I need better work habits, but eventually hope to become a writing machine.

Army of Friends

"Everyone who loves you will be standing behind you in that restaurant tonight," my friend Karen said.  I pictured her with the phone to her ear, sitting on her couch in her cozy house in Portland and then I began to imagine a phalanx of loved ones lined up in the candlelight with Mr. Ex and I sitting across the table from one another.  I continued to think about my friends and family as I got ready for the meeting with Mr. Ex and laughed myself silly as I drove to the restaurant while picturing my contingent of support magically squeezed into the backseat of my Prius.
I got to the restaurant first and had a minute to collect myself.  It was weird how comfortable I felt when Mr. Ex strode up to the table and sat down.  I suppose the two of us have shared a restaurant table about 2000 or 3000 times and last night didn't seem all that different.
We've been stuck in our post divorce financial negotiations for months.  So last week I conceded the issues I thought were hanging us up.  "I still want to settle this sooner rather than later," I wrote to him in an email after I agreed to pay my own grad school tuition and forego any claim on his bonuses. 
Last night he gave me those things back.  
I didn't ask.  He offered.
Maybe he saw the people standing behind me.

Wednesday, April 8, 2009

Dinner with Mr. Ex

I'm dining with Mr. Ex tonight.  I want to come to an agreement on my spousal support without going to trial and I'm hoping this face-to-face meeting will do it. We've batted my proposal back and forth a couple of times and I think we might be ready to agree. It's almost two years since he left me. He and his new wife are having a baby in the fall. I think it's time for the crawl out of divorce limbo--time for each of us to concentrate on ascending to our own separate versions of some new paradise.  I'm ready.
It's surprising how little pain is left. Now I just shake my head and ask myself why I wouldn't give up on a man who didn't want to be with me. I should have given up. But I guess we were both courageous in our separate ways.
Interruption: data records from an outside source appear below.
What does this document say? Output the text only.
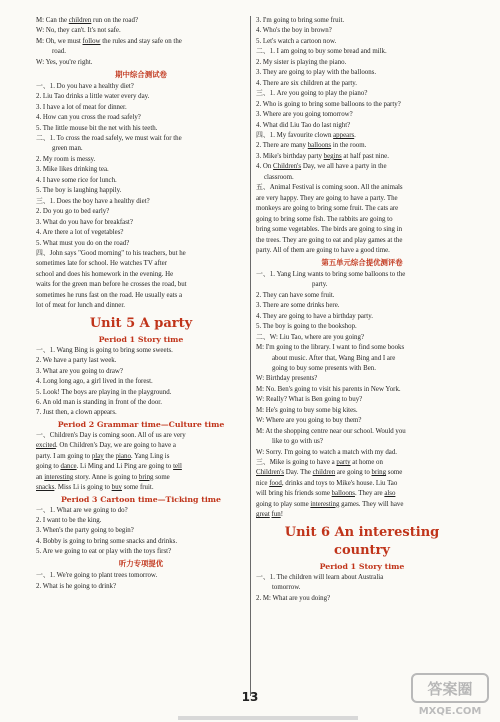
M: Can the children run on the road?
W: No, they can't. It's not safe.
M: Oh, we must follow the rules and stay safe on the
road.
W: Yes, you're right.
期中综合测试卷
一、1. Do you have a healthy diet?
2. Liu Tao drinks a little water every day.
3. I have a lot of meat for dinner.
4. How can you cross the road safely?
5. The little mouse bit the net with his teeth.
二、1. To cross the road safely, we must wait for the
green man.
2. My room is messy.
3. Mike likes drinking tea.
4. I have some rice for lunch.
5. The boy is laughing happily.
三、1. Does the boy have a healthy diet?
2. Do you go to bed early?
3. What do you have for breakfast?
4. Are there a lot of vegetables?
5. What must you do on the road?
四、John says "Good morning" to his teachers, but he
sometimes late for school. He watches TV after
school and does his homework in the evening. He
waits for the green man before he crosses the road, but
sometimes he runs fast on the road. He usually eats a
lot of meat for lunch and dinner.
Unit 5 A party
Period 1 Story time
一、1. Wang Bing is going to bring some sweets.
2. We have a party last week.
3. What are you going to draw?
4. Long long ago, a girl lived in the forest.
5. Look! The boys are playing in the playground.
6. An old man is standing in front of the door.
7. Just then, a clown appears.
Period 2 Grammar time—Culture time
一、Children's Day is coming soon. All of us are very
excited. On Children's Day, we are going to have a
party. I am going to play the piano. Yang Ling is
going to dance. Li Ming and Li Ping are going to tell
an interesting story. Anne is going to bring some
snacks. Miss Li is going to buy some fruit.
Period 3 Cartoon time—Ticking time
一、1. What are we going to do?
2. I want to be the king.
3. When's the party going to begin?
4. Bobby is going to bring some snacks and drinks.
5. Are we going to eat or play with the toys first?
听力专项提优
一、1. We're going to plant trees tomorrow.
2. What is he going to drink?
3. I'm going to bring some fruit.
4. Who's the boy in brown?
5. Let's watch a cartoon now.
二、1. I am going to buy some bread and milk.
2. My sister is playing the piano.
3. They are going to play with the balloons.
4. There are six children at the party.
三、1. Are you going to play the piano?
2. Who is going to bring some balloons to the party?
3. Where are you going tomorrow?
4. What did Liu Tao do last night?
四、1. My favourite clown appears.
2. There are many balloons in the room.
3. Mike's birthday party begins at half past nine.
4. On Children's Day, we all have a party in the
classroom.
五、Animal Festival is coming soon. All the animals
are very happy. They are going to have a party. The
monkeys are going to bring some fruit. The cats are
going to bring some fish. The rabbits are going to
bring some vegetables. The birds are going to sing in
the trees. They are going to eat and play games at the
party. All of them are going to have a good time.
第五单元综合提优测评卷
一、1. Yang Ling wants to bring some balloons to the
party.
2. They can have some fruit.
3. There are some drinks here.
4. They are going to have a birthday party.
5. The boy is going to the bookshop.
二、W: Liu Tao, where are you going?
M: I'm going to the library. I want to find some books
about music. After that, Wang Bing and I are
going to buy some presents with Ben.
W: Birthday presents?
M: No. Ben's going to visit his parents in New York.
W: Really? What is Ben going to buy?
M: He's going to buy some big kites.
W: Where are you going to buy them?
M: At the shopping centre near our school. Would you
like to go with us?
W: Sorry. I'm going to watch a match with my dad.
三、Mike is going to have a party at home on
Children's Day. The children are going to bring some
nice food, drinks and toys to Mike's house. Liu Tao
will bring his friends some balloons. They are also
going to play some interesting games. They will have
great fun!
Unit 6 An interesting country
Period 1 Story time
一、1. The children will learn about Australia
tomorrow.
2. M: What are you doing?
13	答案圈
MXQE.COM
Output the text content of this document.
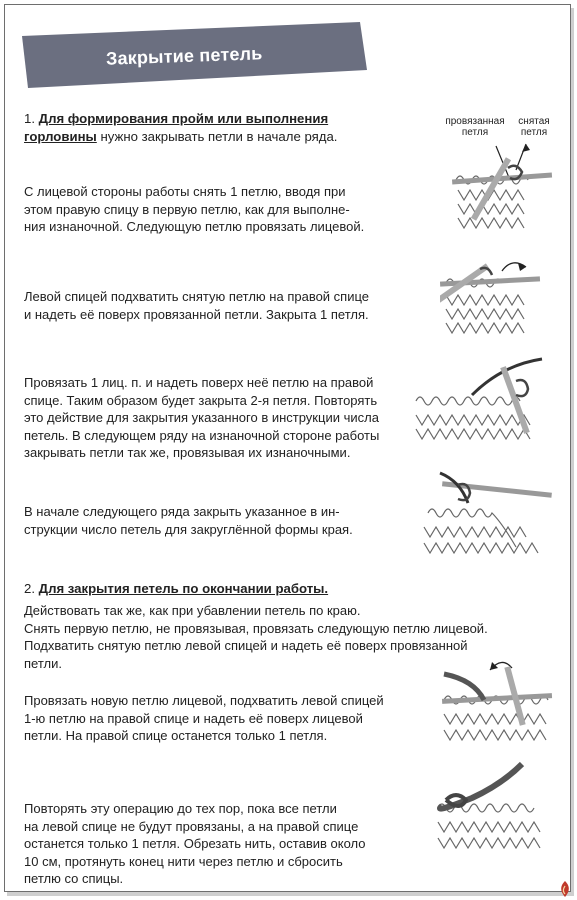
Закрытие петель
1. Для формирования пройм или выполнения горловины нужно закрывать петли в начале ряда.
С лицевой стороны работы снять 1 петлю, вводя при
этом правую спицу в первую петлю, как для выполне-
ния изнаночной. Следующую петлю провязать лицевой.
Левой спицей подхватить снятую петлю на правой спице
и надеть её поверх провязанной петли. Закрыта 1 петля.
Провязать 1 лиц. п. и надеть поверх неё петлю на правой
спице. Таким образом будет закрыта 2-я петля. Повторять
это действие для закрытия указанного в инструкции числа
петель. В следующем ряду на изнаночной стороне работы
закрывать петли так же, провязывая их изнаночными.
В начале следующего ряда закрыть указанное в ин-
струкции число петель для закруглённой формы края.
2. Для закрытия петель по окончании работы.
Действовать так же, как при убавлении петель по краю.
Снять первую петлю, не провязывая, провязать следующую петлю лицевой.
Подхватить снятую петлю левой спицей и надеть её поверх провязанной
петли.
Провязать новую петлю лицевой, подхватить левой спицей
1-ю петлю на правой спице и надеть её поверх лицевой
петли. На правой спице останется только 1 петля.
Повторять эту операцию до тех пор, пока все петли
на левой спице не будут провязаны, а на правой спице
останется только 1 петля. Обрезать нить, оставив около
10 см, протянуть конец нити через петлю и сбросить
петлю со спицы.
провязанная
петля
снятая
петля
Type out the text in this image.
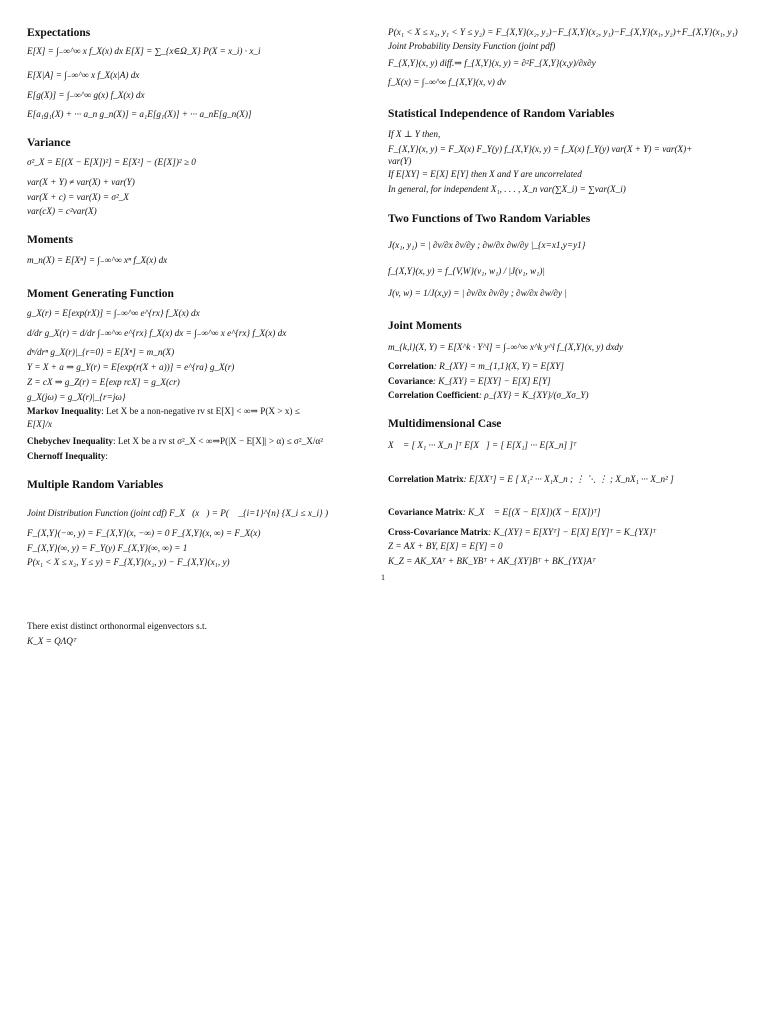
Expectations
E[X] = ∫₋∞^∞ x f_X(x) dx E[X] = ∑_{x∈Ω_X} P(X = x_i) · x_i
E[X|A] = ∫₋∞^∞ x f_X(x|A) dx
E[g(X)] = ∫₋∞^∞ g(x) f_X(x) dx
E[a₁g₁(X) + ··· a_n g_n(X)] = a₁E[g₁(X)] + ··· a_nE[g_n(X)]
Variance
σ²_X = E[(X − E[X])²] = E[X²] − (E[X])² ≥ 0
var(X + Y) ≠ var(X) + var(Y)
var(X + c) = var(X) = σ²_X
var(cX) = c²var(X)
Moments
m_n(X) = E[Xⁿ] = ∫₋∞^∞ xⁿ f_X(x) dx
Moment Generating Function
g_X(r) = E[exp(rX)] = ∫₋∞^∞ e^{rx} f_X(x) dx
d/dr g_X(r) = d/dr ∫₋∞^∞ e^{rx} f_X(x) dx = ∫₋∞^∞ x e^{rx} f_X(x) dx
dⁿ/drⁿ g_X(r)|_{r=0} = E[Xⁿ] = m_n(X)
Y = X + a ⇒ g_Y(r) = E[exp(r(X + a))] = e^{ra} g_X(r)
Z = cX ⇒ g_Z(r) = E[exp rcX] = g_X(cr)
g_X(jω) = g_X(r)|_{r=jω}
Markov Inequality: Let X be a non-negative rv st E[X] < ∞⇒ P(X > x) ≤
E[X]/x
Chebychev Inequality: Let X be a rv st σ²_X < ∞⇒P(|X − E[X]| > α) ≤ σ²_X/α²
Chernoff Inequality:
Multiple Random Variables
Joint Distribution Function (joint cdf) F_X⃗(x⃗) = P( ⋂_{i=1}^{n} {X_i ≤ x_i} )
F_{X,Y}(−∞, y) = F_{X,Y}(x, −∞) = 0 F_{X,Y}(x, ∞) = F_X(x)
F_{X,Y}(∞, y) = F_Y(y) F_{X,Y}(∞, ∞) = 1
P(x₁ < X ≤ x₂, Y ≤ y) = F_{X,Y}(x₂, y) − F_{X,Y}(x₁, y)
P(x₁ < X ≤ x₂, y₁ < Y ≤ y₂) = F_{X,Y}(x₂, y₂)−F_{X,Y}(x₂, y₁)−F_{X,Y}(x₁, y₂)+F_{X,Y}(x₁, y₁)
Joint Probability Density Function (joint pdf)
F_{X,Y}(x, y) diff.⇒ f_{X,Y}(x, y) = ∂²F_{X,Y}(x,y)/∂x∂y
f_X(x) = ∫₋∞^∞ f_{X,Y}(x, v) dv
Statistical Independence of Random Variables
If X ⊥ Y then,
F_{X,Y}(x, y) = F_X(x) F_Y(y) f_{X,Y}(x, y) = f_X(x) f_Y(y) var(X + Y) = var(X)+
var(Y)
If E[XY] = E[X] E[Y] then X and Y are uncorrelated
In general, for independent X₁, . . . , X_n var(∑X_i) = ∑var(X_i)
Two Functions of Two Random Variables
J(x₁, y₁) = | ∂v/∂x ∂v/∂y ; ∂w/∂x ∂w/∂y |_{x=x1,y=y1}
f_{X,Y}(x, y) = f_{V,W}(v₁, w₁) / |J(v₁, w₁)|
J(v, w) = 1/J(x,y) = | ∂v/∂x ∂v/∂y ; ∂w/∂x ∂w/∂y |
Joint Moments
m_{k,l}(X, Y) = E[X^k · Y^l] = ∫₋∞^∞ x^k y^l f_{X,Y}(x, y) dxdy
Correlation: R_{XY} = m_{1,1}(X, Y) = E[XY]
Covariance: K_{XY} = E[XY] − E[X] E[Y]
Correlation Coefficient: ρ_{XY} = K_{XY}/(σ_Xσ_Y)
Multidimensional Case
X⃗ = [ X₁ ··· X_n ]ᵀ E[X⃗] = [ E[X₁] ··· E[X_n] ]ᵀ
Correlation Matrix: E[XXᵀ] = E [ X₁² ··· X₁X_n ; ⋮ ⋱ ⋮ ; X_nX₁ ··· X_n² ]
Covariance Matrix: K_X⃗ = E[(X − E[X])(X − E[X])ᵀ]
Cross-Covariance Matrix: K_{XY} = E[XYᵀ] − E[X] E[Y]ᵀ = K_{YX}ᵀ
Z = AX + BY, E[X] = E[Y] = 0
K_Z = AK_XAᵀ + BK_YBᵀ + AK_{XY}Bᵀ + BK_{YX}Aᵀ
1
There exist distinct orthonormal eigenvectors s.t.
K_X = QΛQᵀ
Him for pulling the plug and me for insisting that things might turn around tomorrow or next week or next year.
I don't want to be negative in any way tonight.  I don't want to utter a single syllable of sarcasm. I hope that no vein of sadness or anger opens up and spills forth tears or venom. I'm trying not to have a plan, to not rehearse what I want to say.  I want to stay open, moment by moment listening and thinking and responding.  As the day counts down, I'm visualizing a door flung open, upturned palms, a rose showing its insides.

Thursday, April 2, 2009

Seeking Peace and a Cast Iron Stomach

There was a time when I could eat anything. Nowadays, when I think of eating, I ponder idiomatic phrases like "eat my words," "eat your heart out," and slogans like "eat the rich" while I wonder about all the things I should or shouldn't be trying to communicate to Mr. Ex as we endeavor to settle our financial affairs. I have no reason to really trust this man, but I want to enter into an agreement with him that will finally be the end of us.  And I am seeing it as the end. The idea of being chained to him forever has left me. We are sooo close to sealing a deal and if that happens, I can almost imagine shaking his hand at our daughters' weddings and graduations without traveling backward through all the grief of the past two years. That handshake will just be a moment in a day on a green lawn striped with folding chairs or in a rustic field by an ocean and far more momentous things will be happening than ex-spouses touching hands.  He will have a new baby by then.  I'll have my MFA, a new life with a new love and maybe he'll even be at my side.
Still, my stomach hurts.  Maybe that's the way bitterness leaves the body.  Not through skin or lips, but through our intestines.  Sitting for a bit and stewing and then snaking its way out. Purging us of life's poison and leaving behind peace.